The board of directors of Usewalter (the “Board“) has unanimously determined that the Transaction is in the best interests of the Company and fair to Shareholders, and the Board recommends that the Shareholders vote in favour of the Transaction at the Meeting. Shareholders holding approximately 64.7% of the outstanding Usewalter shares have signed voting support agreements in support of the Transaction.


This news release may contain statements which constitute “forward-looking information” under applicable Canadian securities laws, including statements regarding plans, intentions, beliefs and current expectations of the Company, its directors, or its officers with respect to the future business activities of the Company or with respect to the Agreement, the Transaction, the Dissolution, the likelihood that the Transaction will be consummated. The words “may”, “would”, “could”, “will”, “intend”, “plan”, “anticipate”, “believe”, “estimate”, “expect” and similar expressions, as they relate to the Company, the Subsidiaries or their management, may identify such forward-looking information. Investors are cautioned that any such forward-looking information is not a guarantee of future business activities and involves risks and uncertainties, and that the Company’s future business activities may differ materially from those in the forward-looking information as a result of various factors, including, but not limited to, fluctuations in market prices, risks relating to the terms of the Transaction, the inability of the parties to satisfy the conditions precedent set out Agreement, the ability of the Company to satisfy the Purchaser’s closing conditions, success of the operations of the Subsidiaries, continued availability of capital and financing, the ultimate liquidation, Dissolution and delisting of the Company and general economic, market or business conditions. There can be no assurances that such information will prove accurate and, therefore, readers are advised to rely on their own evaluation of such uncertainties. The Company does not assume any obligation to update any forward-looking information except as required under the applicable securities laws.

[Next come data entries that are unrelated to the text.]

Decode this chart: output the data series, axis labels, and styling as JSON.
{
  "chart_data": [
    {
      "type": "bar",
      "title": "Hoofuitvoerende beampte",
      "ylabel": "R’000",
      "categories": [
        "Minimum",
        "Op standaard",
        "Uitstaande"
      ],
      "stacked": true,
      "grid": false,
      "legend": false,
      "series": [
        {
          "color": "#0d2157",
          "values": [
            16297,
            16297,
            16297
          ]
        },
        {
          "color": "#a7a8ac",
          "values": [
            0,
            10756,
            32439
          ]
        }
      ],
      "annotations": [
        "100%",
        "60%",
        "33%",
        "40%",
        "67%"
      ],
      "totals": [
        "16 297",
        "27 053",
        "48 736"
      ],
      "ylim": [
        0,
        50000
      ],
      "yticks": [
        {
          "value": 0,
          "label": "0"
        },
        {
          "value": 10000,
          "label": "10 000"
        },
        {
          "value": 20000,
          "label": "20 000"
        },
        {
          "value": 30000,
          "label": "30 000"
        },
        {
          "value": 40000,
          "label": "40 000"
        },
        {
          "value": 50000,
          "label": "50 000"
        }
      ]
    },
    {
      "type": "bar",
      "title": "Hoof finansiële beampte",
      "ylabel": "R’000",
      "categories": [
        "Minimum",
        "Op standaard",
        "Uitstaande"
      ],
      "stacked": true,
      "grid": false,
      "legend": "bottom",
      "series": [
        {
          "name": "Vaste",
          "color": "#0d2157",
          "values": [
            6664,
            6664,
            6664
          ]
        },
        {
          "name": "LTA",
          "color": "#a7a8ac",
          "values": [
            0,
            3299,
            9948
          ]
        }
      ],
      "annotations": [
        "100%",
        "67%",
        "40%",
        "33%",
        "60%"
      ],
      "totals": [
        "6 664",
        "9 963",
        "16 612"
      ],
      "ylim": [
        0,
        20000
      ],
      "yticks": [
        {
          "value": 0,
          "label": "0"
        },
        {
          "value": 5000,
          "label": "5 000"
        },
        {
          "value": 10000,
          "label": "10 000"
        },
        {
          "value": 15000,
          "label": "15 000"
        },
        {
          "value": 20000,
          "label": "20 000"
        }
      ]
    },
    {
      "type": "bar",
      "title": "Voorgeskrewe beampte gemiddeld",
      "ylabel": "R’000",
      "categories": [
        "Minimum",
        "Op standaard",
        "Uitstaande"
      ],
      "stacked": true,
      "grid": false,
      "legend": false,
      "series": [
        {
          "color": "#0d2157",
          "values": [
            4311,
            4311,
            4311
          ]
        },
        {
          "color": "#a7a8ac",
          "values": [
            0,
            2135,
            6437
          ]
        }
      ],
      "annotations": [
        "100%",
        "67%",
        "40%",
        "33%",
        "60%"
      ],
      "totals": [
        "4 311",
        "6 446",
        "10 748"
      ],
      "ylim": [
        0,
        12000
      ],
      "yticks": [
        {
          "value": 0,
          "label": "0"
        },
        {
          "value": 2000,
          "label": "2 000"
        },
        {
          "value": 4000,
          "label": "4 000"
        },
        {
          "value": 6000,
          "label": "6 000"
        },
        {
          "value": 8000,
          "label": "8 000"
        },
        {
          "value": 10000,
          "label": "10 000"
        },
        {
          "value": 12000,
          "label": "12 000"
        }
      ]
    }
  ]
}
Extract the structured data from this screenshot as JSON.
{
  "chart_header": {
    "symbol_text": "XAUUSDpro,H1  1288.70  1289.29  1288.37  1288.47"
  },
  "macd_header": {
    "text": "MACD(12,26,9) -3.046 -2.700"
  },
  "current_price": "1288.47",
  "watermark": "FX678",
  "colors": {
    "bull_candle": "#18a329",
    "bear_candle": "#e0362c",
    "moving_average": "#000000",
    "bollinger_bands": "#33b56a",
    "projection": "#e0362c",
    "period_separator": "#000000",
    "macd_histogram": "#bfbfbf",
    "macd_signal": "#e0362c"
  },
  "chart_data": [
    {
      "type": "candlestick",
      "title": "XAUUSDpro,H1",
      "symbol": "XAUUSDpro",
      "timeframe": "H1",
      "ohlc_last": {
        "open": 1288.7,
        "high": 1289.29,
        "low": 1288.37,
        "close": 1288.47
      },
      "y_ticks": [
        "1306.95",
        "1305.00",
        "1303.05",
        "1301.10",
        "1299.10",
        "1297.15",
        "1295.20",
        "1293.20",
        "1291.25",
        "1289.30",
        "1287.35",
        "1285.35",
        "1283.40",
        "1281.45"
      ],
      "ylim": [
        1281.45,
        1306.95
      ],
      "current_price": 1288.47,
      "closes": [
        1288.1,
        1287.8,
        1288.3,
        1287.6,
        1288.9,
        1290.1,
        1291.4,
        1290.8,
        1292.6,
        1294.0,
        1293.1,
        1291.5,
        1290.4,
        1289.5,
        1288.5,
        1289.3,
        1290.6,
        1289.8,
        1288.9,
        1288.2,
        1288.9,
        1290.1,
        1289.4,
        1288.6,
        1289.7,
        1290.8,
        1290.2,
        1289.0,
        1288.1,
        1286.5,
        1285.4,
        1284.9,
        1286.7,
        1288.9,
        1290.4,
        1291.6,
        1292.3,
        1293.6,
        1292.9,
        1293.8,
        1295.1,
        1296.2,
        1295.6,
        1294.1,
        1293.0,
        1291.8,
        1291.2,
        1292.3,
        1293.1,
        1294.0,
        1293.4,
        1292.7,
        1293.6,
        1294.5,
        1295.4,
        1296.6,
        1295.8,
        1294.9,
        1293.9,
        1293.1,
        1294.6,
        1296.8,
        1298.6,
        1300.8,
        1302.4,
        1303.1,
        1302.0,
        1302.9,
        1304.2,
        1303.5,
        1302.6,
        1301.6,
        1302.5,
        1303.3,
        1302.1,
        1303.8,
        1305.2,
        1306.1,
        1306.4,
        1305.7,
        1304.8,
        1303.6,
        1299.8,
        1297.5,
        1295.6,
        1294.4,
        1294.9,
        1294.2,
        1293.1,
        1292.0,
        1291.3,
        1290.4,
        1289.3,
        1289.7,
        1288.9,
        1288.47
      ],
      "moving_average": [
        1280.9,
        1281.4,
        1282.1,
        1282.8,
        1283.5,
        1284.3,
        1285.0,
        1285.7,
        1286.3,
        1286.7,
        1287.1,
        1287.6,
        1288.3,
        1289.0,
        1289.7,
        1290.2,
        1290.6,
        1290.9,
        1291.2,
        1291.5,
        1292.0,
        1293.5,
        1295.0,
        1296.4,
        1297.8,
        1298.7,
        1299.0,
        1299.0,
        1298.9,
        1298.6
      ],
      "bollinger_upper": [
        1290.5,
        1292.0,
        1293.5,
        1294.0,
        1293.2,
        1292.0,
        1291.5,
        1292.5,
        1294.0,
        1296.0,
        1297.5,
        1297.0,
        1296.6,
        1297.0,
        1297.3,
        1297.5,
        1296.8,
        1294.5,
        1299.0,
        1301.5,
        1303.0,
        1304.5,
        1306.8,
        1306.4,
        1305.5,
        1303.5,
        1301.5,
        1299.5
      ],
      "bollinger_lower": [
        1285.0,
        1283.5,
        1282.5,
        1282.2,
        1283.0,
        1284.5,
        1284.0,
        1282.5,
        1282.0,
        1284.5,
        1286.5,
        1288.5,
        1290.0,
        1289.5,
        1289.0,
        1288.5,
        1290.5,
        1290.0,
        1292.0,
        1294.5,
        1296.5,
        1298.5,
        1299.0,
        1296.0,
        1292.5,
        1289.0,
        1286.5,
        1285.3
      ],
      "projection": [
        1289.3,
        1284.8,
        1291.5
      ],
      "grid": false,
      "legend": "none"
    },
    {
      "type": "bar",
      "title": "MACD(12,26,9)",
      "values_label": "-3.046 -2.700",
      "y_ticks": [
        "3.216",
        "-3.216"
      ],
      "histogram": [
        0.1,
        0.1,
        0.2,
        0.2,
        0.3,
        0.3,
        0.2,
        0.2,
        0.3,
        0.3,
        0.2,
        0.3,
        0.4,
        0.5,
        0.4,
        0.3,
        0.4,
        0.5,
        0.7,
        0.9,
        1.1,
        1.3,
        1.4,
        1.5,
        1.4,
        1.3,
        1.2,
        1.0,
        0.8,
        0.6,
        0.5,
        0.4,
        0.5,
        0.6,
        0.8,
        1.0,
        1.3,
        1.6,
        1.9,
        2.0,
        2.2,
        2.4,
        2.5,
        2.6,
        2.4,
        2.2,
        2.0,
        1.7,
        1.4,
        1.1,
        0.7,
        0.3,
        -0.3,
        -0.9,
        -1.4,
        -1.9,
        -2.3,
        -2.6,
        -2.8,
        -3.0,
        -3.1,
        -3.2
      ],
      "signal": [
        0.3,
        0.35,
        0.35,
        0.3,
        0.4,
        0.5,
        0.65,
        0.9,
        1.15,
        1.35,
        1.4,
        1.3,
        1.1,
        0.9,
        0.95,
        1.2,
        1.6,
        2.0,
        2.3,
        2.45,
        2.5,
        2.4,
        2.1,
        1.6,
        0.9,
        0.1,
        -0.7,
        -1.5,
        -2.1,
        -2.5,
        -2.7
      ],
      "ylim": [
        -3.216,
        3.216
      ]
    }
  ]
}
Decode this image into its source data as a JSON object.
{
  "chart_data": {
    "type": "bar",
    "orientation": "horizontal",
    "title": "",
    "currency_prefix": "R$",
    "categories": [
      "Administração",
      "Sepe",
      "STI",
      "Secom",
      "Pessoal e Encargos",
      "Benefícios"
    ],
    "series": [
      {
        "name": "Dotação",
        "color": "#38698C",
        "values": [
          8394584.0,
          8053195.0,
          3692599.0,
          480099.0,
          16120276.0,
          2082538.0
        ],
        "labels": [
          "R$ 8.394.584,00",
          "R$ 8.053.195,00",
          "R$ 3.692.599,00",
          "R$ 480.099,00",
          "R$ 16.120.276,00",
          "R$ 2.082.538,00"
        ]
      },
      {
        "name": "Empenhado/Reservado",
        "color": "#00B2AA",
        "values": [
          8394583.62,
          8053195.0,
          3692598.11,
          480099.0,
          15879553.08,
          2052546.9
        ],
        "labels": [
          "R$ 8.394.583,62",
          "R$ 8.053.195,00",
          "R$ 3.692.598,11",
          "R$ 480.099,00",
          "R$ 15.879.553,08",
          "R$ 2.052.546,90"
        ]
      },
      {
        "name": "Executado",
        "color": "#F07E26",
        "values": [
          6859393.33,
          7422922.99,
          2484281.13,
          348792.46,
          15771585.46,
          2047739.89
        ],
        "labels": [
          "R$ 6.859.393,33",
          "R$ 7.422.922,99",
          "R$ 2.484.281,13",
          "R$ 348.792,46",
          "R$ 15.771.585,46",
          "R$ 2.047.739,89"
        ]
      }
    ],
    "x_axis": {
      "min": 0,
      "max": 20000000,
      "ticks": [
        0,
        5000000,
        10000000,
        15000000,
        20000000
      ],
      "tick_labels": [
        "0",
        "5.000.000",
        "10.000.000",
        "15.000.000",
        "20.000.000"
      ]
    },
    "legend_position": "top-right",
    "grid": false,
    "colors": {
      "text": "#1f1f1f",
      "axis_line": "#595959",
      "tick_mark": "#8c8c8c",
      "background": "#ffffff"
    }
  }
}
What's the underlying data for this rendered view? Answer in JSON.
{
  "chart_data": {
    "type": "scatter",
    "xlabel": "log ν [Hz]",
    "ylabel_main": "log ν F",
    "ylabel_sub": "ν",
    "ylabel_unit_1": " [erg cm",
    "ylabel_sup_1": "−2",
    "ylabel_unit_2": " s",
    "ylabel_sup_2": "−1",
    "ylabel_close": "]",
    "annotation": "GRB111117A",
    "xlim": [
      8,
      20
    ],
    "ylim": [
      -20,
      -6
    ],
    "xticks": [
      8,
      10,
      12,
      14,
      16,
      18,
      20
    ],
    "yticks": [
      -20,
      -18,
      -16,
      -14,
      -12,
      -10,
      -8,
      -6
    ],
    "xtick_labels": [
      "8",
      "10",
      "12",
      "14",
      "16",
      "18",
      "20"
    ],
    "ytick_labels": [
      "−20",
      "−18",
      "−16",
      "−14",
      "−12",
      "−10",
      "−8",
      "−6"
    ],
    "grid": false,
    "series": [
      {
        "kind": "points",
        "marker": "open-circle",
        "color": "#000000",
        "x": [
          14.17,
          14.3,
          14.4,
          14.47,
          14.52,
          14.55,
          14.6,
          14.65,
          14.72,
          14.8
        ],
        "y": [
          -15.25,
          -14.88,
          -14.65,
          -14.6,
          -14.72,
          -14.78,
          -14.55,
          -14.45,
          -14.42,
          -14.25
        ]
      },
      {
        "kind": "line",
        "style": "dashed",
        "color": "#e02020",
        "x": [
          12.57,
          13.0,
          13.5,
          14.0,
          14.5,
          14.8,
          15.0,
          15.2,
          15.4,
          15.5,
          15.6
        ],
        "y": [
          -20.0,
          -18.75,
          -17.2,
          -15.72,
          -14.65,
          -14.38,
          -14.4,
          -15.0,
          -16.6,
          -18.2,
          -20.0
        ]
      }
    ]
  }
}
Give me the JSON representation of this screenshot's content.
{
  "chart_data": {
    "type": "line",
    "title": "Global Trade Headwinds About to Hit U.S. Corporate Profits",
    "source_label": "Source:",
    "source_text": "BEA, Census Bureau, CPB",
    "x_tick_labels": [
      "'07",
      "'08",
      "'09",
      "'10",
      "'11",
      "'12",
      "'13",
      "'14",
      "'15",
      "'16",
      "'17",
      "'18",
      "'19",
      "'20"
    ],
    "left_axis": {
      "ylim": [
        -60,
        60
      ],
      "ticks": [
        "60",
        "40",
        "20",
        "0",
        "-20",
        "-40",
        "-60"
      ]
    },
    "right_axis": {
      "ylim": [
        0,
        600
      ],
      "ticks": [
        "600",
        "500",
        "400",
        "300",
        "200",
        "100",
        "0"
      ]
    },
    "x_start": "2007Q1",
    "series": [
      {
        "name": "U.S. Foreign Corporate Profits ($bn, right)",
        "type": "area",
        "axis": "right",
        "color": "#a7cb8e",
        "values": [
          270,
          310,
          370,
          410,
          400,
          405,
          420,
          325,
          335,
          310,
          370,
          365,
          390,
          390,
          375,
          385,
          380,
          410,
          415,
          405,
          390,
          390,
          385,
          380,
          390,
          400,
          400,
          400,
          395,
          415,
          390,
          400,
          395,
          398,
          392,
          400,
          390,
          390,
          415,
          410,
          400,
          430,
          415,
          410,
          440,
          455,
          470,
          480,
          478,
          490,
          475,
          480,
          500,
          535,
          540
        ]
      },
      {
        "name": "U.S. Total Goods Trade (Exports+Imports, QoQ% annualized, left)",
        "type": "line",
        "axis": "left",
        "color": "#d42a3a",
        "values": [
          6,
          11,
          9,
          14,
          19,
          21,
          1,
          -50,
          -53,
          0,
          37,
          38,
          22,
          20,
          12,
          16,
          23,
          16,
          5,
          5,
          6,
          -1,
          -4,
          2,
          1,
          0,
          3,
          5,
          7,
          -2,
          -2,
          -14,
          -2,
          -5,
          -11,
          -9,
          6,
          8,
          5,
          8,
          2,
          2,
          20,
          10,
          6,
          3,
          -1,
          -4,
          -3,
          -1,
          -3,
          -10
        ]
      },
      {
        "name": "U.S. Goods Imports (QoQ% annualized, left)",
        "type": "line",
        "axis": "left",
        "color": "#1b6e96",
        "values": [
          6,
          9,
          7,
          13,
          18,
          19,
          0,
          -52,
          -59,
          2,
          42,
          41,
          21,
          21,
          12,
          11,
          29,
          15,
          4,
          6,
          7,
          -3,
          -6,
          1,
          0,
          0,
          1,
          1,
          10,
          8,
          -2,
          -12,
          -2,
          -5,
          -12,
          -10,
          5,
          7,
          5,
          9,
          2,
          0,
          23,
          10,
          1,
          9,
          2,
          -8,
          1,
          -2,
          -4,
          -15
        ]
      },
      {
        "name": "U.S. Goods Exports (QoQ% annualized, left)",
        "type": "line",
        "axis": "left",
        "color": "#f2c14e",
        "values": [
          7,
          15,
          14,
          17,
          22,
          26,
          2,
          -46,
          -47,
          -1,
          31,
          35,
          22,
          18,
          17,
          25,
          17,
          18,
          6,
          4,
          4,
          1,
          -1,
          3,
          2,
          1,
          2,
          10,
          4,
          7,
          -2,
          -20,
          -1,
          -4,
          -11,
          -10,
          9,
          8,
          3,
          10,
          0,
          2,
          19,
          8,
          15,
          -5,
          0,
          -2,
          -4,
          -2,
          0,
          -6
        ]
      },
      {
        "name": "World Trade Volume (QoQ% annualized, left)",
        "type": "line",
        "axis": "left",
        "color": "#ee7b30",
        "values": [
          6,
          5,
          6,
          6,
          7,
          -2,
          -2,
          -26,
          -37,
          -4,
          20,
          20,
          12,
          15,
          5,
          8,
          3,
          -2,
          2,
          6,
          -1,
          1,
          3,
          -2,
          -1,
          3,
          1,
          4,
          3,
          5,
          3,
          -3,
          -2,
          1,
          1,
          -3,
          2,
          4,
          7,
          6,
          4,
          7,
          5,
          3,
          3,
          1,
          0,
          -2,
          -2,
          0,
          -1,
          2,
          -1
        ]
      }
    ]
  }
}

Neither the TSX Venture Exchange nor its Regulation Services Provider (as that term is defined in the policies of the TSX Venture Exchange) accept responsibility for the adequacy or accuracy of this news release.

For Further Information:

Peter Mazoff, Chief Executive Officer

Cindy Gray
5 Quarters Investor Relations, Inc.
(403) 231-4372

No securities regulatory authority has either approved or disapproved of the contents of this news release. This news release is not an offer of securities for sale in the United States. Securities may not be offered or sold in the United States or to or for the account or benefit of U.S. persons (as such terms are defined in Regulation S under the United States Securities Act of 1933, as amended (the “U.S. Securities Act”)), absent registration or an exemption from registration. The securities offered have not been and will not be registered under the U.S. Securities Act or any state securities laws and, therefore, may not be offered for sale in the United States, except in transactions exempt from registration under the U.S. Securities Act and applicable state securities laws. This news release shall not constitute an offer to sell or the solicitation of an offer to buy nor shall there be any sale of the securities in any state in which such offer, solicitation or sale would be unlawful.

Neither the TSX Venture Exchange nor its Regulation Services Provider (as that term is defined in the policies of the TSX Venture Exchange) is responsible for the adequacy or accuracy of this press release.